Nous vivons dans un monde « noyé sous les profits » : ce n’est pas un vulgaire altermondialiste qui l’affirme, mais The Economist [1] La part des profits dans le revenu des pays les plus riches n’a en effet jamais été aussi élevée. Le magazine de référence des libéraux avance des explications assez piteuses mais finit par avouer que ce phénomène va à l’encontre du bon sens économique. Ce constat peut être aisément actualisé à partir de travaux récents qui pointent le rôle de la mondialisation dans ce processus.
Le rapport de la CISL intitulé Le beurre et l’argent du beurre [2] prend lui aussi des accents altermondialistes pour expliquer que « la marche ininterrompue vers un marché mondial » permet au capital d’exercer une domination « sans précédent depuis la révolution industrielle » et qu’elle a propulsé les profits à des niveaux jamais atteints. « Vu les réserves mondiales de travailleurs, les évolutions technologiques et les vagues de libéralisation et de déréglementation, le contexte actuel se caractérise par la stagnation des salaires et la montée en flèche des bénéfices ».

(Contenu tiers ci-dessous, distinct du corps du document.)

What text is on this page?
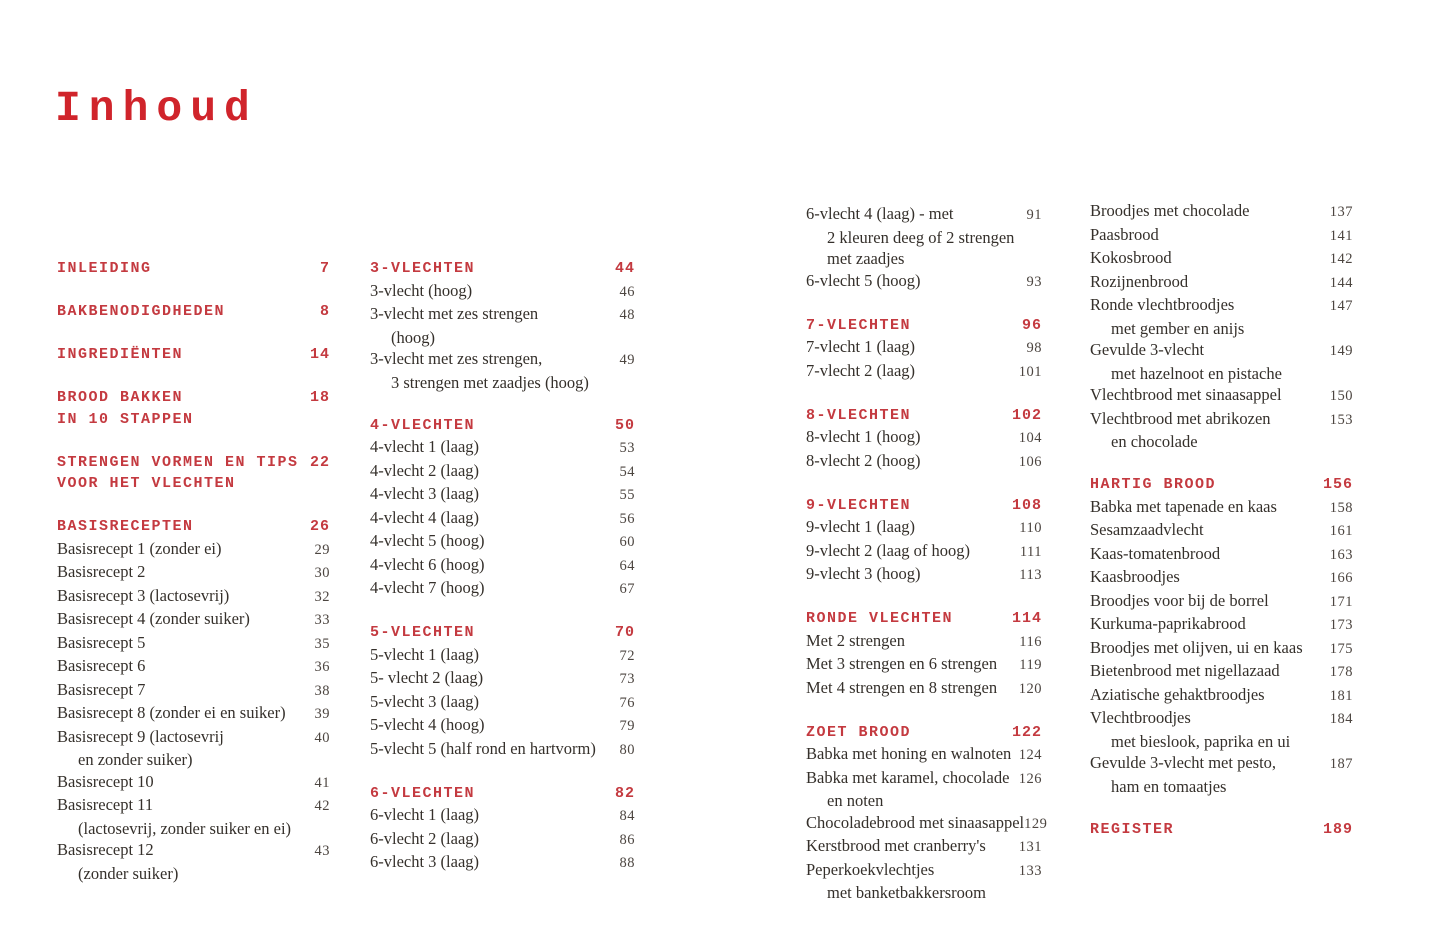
Inhoud
INLEIDING	7
BAKBENODIGDHEDEN	8
INGREDIËNTEN	14
BROOD BAKKEN	18
IN 10 STAPPEN
STRENGEN VORMEN EN TIPS 22
VOOR HET VLECHTEN
BASISRECEPTEN	26
Basisrecept 1 (zonder ei)	29
Basisrecept 2	30
Basisrecept 3 (lactosevrij)	32
Basisrecept 4 (zonder suiker)	33
Basisrecept 5	35
Basisrecept 6	36
Basisrecept 7	38
Basisrecept 8 (zonder ei en suiker) 39
Basisrecept 9 (lactosevrij	40
en zonder suiker)
Basisrecept 10	41
Basisrecept 11	42
(lactosevrij, zonder suiker en ei)
Basisrecept 12	43
(zonder suiker)
3-VLECHTEN	44
3-vlecht (hoog)	46
3-vlecht met zes strengen	48
(hoog)
3-vlecht met zes strengen,	49
3 strengen met zaadjes (hoog)
4-VLECHTEN	50
4-vlecht 1 (laag)	53
4-vlecht 2 (laag)	54
4-vlecht 3 (laag)	55
4-vlecht 4 (laag)	56
4-vlecht 5 (hoog)	60
4-vlecht 6 (hoog)	64
4-vlecht 7 (hoog)	67
5-VLECHTEN	70
5-vlecht 1 (laag)	72
5- vlecht 2 (laag)	73
5-vlecht 3 (laag)	76
5-vlecht 4 (hoog)	79
5-vlecht 5 (half rond en hartvorm) 80
6-VLECHTEN	82
6-vlecht 1 (laag)	84
6-vlecht 2 (laag)	86
6-vlecht 3 (laag)	88
6-vlecht 4 (laag) - met	91
2 kleuren deeg of 2 strengen
met zaadjes
6-vlecht 5 (hoog)	93
7-VLECHTEN	96
7-vlecht 1 (laag)	98
7-vlecht 2 (laag)	101
8-VLECHTEN	102
8-vlecht 1 (hoog)	104
8-vlecht 2 (hoog)	106
9-VLECHTEN	108
9-vlecht 1 (laag)	110
9-vlecht 2 (laag of hoog)	111
9-vlecht 3 (hoog)	113
RONDE VLECHTEN	114
Met 2 strengen	116
Met 3 strengen en 6 strengen 119
Met 4 strengen en 8 strengen 120
ZOET BROOD	122
Babka met honing en walnoten 124
Babka met karamel, chocolade 126
en noten
Chocoladebrood met sinaasappel 129
Kerstbrood met cranberry's 131
Peperkoekvlechtjes	133
met banketbakkersroom
Broodjes met chocolade	137
Paasbrood	141
Kokosbrood	142
Rozijnenbrood	144
Ronde vlechtbroodjes	147
met gember en anijs
Gevulde 3-vlecht	149
met hazelnoot en pistache
Vlechtbrood met sinaasappel	150
Vlechtbrood met abrikozen	153
en chocolade
HARTIG BROOD	156
Babka met tapenade en kaas	158
Sesamzaadvlecht	161
Kaas-tomatenbrood	163
Kaasbroodjes	166
Broodjes voor bij de borrel	171
Kurkuma-paprikabrood	173
Broodjes met olijven, ui en kaas 175
Bietenbrood met nigellazaad	178
Aziatische gehaktbroodjes	181
Vlechtbroodjes	184
met bieslook, paprika en ui
Gevulde 3-vlecht met pesto,	187
ham en tomaatjes
REGISTER	189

Presque partout, le pouvoir d’achat augmente moins vite que la productivité : c’est le cas en 2004 pour 15 des 19 pays analysés, avec une croissance salariale inférieure de plus de 2% aux gains de productivité. Dans l’Europe à 15, les salaires ne représentaient que 59% du PIB contre 68% de 1982. Et cela continue : en Europe, les profits ont augmenté deux fois plus vite que les salaires entre 2001 à 2004 Outre la mise en concurrence généralisée des salariés, les multinationales réussissent de plus en plus à échapper à la redistribution fiscale. Elles font pour cela feu de tout bois, par exemple en installant leurs sièges dans des paradis fiscaux ou dans des zones franches. Mais le procédé le plus subtil est celui des « prix de cession » qui portent sur des transactions factices entre filiales qui permettent aux multinationales de « déplacer leurs bénéfices de l’endroit où ils ont été générés vers des lieux où ils ne seront pas taxés ».
On sait que la concurrence fiscale est l’un des axes de la construction européenne libérale, et la CISL dresse à ce propos un bilan très éclairant des politiques ultra-libérales menées dans les nouveaux Etats membres. Ces pays ont « agressivement allégé la fiscalité pesant sur leurs entreprises » sans réussir pour autant à attirer plus d’investissements qu’avant. Le résultat a été en pratique une baisse des recettes fiscales, et c’est d’ailleurs un phénomène général : aux Etats-Unis, au Japon et en Allemagne, la contribution des sociétés aux finances publiques a baissé d’un cinquième en 10 ans, et de deux cinquièmes en 30 ans.
Dans ce contexte, l’échec récent des négociations de l’OMC marque un coup d’arrêt à la marche au tout libéral. A cause de leurs dissensions internes, les grandes puissances n’ont pas réussi à imposer au reste du monde un pas supplémentaire dans la libéralisation, dans l’ouverture des marchés et dans la négation du droit des Etats à contrôler les multinationales.
Un rapport de la Fondation Carnegie [3] permet de comprendre pourquoi c’est une bonne nouvelle. Cette étude, qui teste les effets d’une réussite des négociations en cours dans le cycle de Doha, montre qu’une libéralisation accrue du commerce international ne conduirait au mieux qu’à une progression de 0,2 % du PIB mondial. C’est beaucoup moins que les chiffres 5 à 10 fois supérieurs brandis par la Banque Mondiale. En outre, ces maigres bénéfices seraient inégalement répartis, et les pays les plus pauvres feraient toujours partie des perdants, quel que soit le scénario.
Tout cela ne nous éloigne pas tant qu’on pourrait le penser des échéances de cette année électorale. Cette véritable paupérisation des salariés résulte de politiques menées de manière très articulée à trois niveaux : mondial, européen et national ; on pourrait parler ici de « subsidiarité libérale ». Et c’est pourquoi il est essentiel de comprendre qu’un véritable projet de transformation sociale doit proposer des réponses combinant ces trois dimensions.